Image via flickr
Image via flickr
South African Airways (SAA) will receive a much-needed government bailout to the value of R16.4 billion, announced during Finance Minister Tito Mboweni’s 2020 Budget Speech on Wednesday afternoon.
After suffering a series of consecutive disasters at the end of 2019, which culminated in the national carrier being placed under business rescue administration and having major routes chopped from its roster, SAA remains a thorn in the side of government’s ailing fiscus.
While SAA may welcome the National Treasury’s gratuitous bailout, this latest ‘helping hand’ announced by Mboweni has garnered fierce condemnation from the embattled tax payer. In the wake of Mboweni’s Budget Speech, the Democratic Alliance (DA) released a scathing statement on government’s “vanity project”, noting:
“The whole business rescue of SAA was clearly a farce on the part of the ANC in an effort to prevent liquidation and keep control of SAA. Nothing has really changed and SAA will continue to be a massive drain on state revenue.

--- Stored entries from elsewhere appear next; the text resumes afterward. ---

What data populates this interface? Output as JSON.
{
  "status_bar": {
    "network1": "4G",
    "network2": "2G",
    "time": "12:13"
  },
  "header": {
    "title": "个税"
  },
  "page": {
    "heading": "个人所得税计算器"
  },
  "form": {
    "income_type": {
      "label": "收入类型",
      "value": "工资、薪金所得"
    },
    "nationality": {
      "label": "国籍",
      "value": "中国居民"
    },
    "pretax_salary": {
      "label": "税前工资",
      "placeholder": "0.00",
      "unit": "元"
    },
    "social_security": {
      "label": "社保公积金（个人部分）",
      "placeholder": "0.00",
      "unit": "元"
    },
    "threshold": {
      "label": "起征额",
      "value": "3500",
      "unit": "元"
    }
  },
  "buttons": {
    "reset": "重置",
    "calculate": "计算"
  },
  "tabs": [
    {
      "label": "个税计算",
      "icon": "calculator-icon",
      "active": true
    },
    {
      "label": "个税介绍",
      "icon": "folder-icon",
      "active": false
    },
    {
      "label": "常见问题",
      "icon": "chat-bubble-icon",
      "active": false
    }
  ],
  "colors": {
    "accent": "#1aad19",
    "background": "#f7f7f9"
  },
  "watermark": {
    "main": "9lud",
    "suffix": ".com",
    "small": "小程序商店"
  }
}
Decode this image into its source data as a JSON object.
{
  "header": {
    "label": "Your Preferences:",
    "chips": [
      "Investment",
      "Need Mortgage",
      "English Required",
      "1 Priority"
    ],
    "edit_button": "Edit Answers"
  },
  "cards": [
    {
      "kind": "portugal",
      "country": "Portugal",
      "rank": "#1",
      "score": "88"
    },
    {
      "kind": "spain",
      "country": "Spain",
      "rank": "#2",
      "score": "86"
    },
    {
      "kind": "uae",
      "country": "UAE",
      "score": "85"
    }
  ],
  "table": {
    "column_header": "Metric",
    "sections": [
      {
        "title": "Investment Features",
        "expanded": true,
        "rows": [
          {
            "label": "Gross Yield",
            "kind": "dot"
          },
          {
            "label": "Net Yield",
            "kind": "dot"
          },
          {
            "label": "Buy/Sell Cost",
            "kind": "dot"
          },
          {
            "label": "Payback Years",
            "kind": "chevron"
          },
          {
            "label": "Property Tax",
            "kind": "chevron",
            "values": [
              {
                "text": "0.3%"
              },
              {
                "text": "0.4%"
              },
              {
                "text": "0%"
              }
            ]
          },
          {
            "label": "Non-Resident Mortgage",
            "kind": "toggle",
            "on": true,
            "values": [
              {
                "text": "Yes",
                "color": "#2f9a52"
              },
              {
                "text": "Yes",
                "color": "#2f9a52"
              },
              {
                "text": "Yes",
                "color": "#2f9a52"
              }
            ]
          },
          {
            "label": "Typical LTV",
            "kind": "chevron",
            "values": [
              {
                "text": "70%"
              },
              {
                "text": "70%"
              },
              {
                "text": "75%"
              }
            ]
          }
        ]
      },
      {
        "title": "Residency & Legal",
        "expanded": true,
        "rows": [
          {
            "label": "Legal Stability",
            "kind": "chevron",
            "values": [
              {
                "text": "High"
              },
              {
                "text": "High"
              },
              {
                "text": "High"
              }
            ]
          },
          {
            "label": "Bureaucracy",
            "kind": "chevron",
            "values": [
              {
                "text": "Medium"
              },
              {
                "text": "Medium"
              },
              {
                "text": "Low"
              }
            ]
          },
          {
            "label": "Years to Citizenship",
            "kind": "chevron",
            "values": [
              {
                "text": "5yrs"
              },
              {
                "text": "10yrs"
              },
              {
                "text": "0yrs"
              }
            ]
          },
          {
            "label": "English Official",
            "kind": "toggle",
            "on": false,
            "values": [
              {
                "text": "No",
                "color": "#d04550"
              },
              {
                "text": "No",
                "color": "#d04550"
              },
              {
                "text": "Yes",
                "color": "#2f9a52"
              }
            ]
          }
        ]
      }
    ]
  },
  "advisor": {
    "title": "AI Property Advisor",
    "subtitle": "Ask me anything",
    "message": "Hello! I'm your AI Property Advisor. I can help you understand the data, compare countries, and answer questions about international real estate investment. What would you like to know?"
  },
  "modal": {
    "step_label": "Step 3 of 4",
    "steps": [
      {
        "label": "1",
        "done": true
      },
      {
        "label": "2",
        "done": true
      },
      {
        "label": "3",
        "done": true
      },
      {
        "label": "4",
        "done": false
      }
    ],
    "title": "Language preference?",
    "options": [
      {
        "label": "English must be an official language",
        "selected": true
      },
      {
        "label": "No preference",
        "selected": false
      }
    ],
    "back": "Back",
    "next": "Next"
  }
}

“It is outrageous that funds desperately needed to stimulate the economy and the creation of jobs is to poured into the SAA vanity project.”
Alf Lees, DA member of the standing committee on public accounts (SCOPA), added that the SAA bailout was “shameful” when compared to the meagre 5% increase allocated to child grants.
The latest government bailout follows dire financial and operational circumstances which saw the national carrier grounded in late November 2019. Adding to the airline’s woes, trade unions embarked on debilitating strike action which resulted in a serious drop in revenue – at a time when SAA could least afford it.
Shortly before being placed under business rescue administration, Public Enterprises Minister Pravin Gordhan afforded SAA a brief reprieve in the form of a R2 bailout. Gordhan, however, denied that the financial help was to be classed as a bailout, instead noting:
“It must be clear that this is not a bailout. This is the provision of financial assistance to facilitate a radical restructure of the airline.”
Since 2010, the government has ploughed approximately R16.5 billion into the embattled airline. This latest bailout matches that total amount.